Je ne dirais pas que cette seconde phase d'élargissement a été un insuccès, parce que les États d'Europe centrale et orientale qui sont entrés dans l'Union en ont bénéficié – l'exemple le plus fameux étant celui de la Pologne –, mais l'Union européenne s'en est trouvée très profondément affaiblie, distendue, incapable de relever les défis qui se sont présentés à elle. On n'a pas introduit, par exemple, les modifications institutionnelles étendant la majorité qualifiée, ce qui nous a condamnés à la paralysie. Aujourd'hui, le processus d'élargissement est en crise.

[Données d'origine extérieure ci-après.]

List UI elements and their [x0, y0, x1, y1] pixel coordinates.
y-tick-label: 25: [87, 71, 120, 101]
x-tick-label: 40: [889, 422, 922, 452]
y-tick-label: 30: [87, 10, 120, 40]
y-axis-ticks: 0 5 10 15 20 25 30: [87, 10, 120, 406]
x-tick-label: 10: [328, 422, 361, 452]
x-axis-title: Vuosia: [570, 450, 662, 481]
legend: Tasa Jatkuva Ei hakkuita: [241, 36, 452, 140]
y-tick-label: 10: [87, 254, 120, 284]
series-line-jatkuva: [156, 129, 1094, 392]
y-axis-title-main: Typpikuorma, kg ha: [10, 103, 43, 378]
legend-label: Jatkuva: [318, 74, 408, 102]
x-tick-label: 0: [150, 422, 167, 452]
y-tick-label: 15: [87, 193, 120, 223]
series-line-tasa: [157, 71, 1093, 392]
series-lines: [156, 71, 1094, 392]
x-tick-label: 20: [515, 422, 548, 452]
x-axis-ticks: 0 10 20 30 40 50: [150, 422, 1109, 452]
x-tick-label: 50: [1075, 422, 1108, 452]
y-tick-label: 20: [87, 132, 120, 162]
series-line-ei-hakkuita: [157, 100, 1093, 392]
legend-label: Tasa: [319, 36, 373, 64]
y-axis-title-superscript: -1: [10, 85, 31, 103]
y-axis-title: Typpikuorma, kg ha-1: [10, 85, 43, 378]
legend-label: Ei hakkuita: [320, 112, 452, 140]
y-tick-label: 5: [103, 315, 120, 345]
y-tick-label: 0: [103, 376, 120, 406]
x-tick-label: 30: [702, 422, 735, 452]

Nous sommes désormais confrontés à des exigences très différentes. D'abord, la question géopolitique est devenue primordiale et constitue le moteur de l'Union ; autrefois, c'était la construction du marché intérieur. Par ailleurs, cette extension considérable va nous porter au-delà de trente membres. Enfin, l'hétérogénéité fondamentale de l'espace européen fait qu'il est très difficile d'imposer des lois communes. Cette hétérogénéité prend deux formes : des inégalités de développement économique et un développement inégal de la « maturité démocratique » des États concernés. Ce que je propose, pour faire face à ces nouveaux enjeux, c'est de repenser le processus lui-même. Je me suis appuyé, pour ce faire, sur un grand nombre de travaux académiques.
Je propose de fractionner le processus d'adhésion en trois étapes, sachant qu'il faut répondre de toute urgence à certains États – ceux des Balkans et l'Ukraine –, dont les besoins géopolitiques doivent être pris en compte, sans pour autant précipiter l'élargissement.
J'envisage d'abord une phase d'engagement politique, au cours de laquelle les États concernés souscriraient à une sorte d'adhésion à l'union politique de l'Union européenne en prenant des engagements sur le respect des droits, le fonctionnement de l'Union, la primauté du droit communautaire et la solidarité géopolitique. Ils feraient aussi une déclaration de paix intérieure avec leurs voisins, ce qui est un grand problème pour les Balkans.
Viendrait ensuite une phase d'acculturation administrative au cours de laquelle, bilatéralement, entre la Commission et chaque État, on mettrait en œuvre les politiques communes sans attendre, dès qu'elles seraient techniquement possibles.
Enfin, et seulement à ce moment-là, interviendrait l'adhésion pleine et entière. À partir de là, les nouveaux États participeraient aux institutions politiques et démocratiques communes : Parlement européen, Commission, Conseil, Cour de justice et, éventuellement, Cour des comptes et Banque centrale. Pourquoi ? Parce que tant que ces États n'ont pas atteint la plénitude démocratique, leur entrée dans le système institutionnel peut avoir des effets pervers sur l'ensemble de celui-ci. Nous ne pouvons pas nous accommoder d'un Parlement européen imparfaitement et incomplètement démocratique ; nous ne pouvons pas nous accommoder d'une Commission dans laquelle certains éléments seraient fragiles.
Voilà pourquoi je propose ce fractionnement, qui ressemble, en réalité, à l'Espace économique européen dont bénéficie un État comme la Norvège. Je crois qu'une telle démarche permettrait de répondre rapidement aux besoins d'intégration de nouveaux États, sans pour autant risquer de polluer l'ensemble du système institutionnel et administratif de l'Union, mécanique de précision qui doit être protégée.
Cette démarche de fractionnement en choquera peut-être certains mais elle permettra à l'Union européenne de remplir le quatrième critère de Copenhague.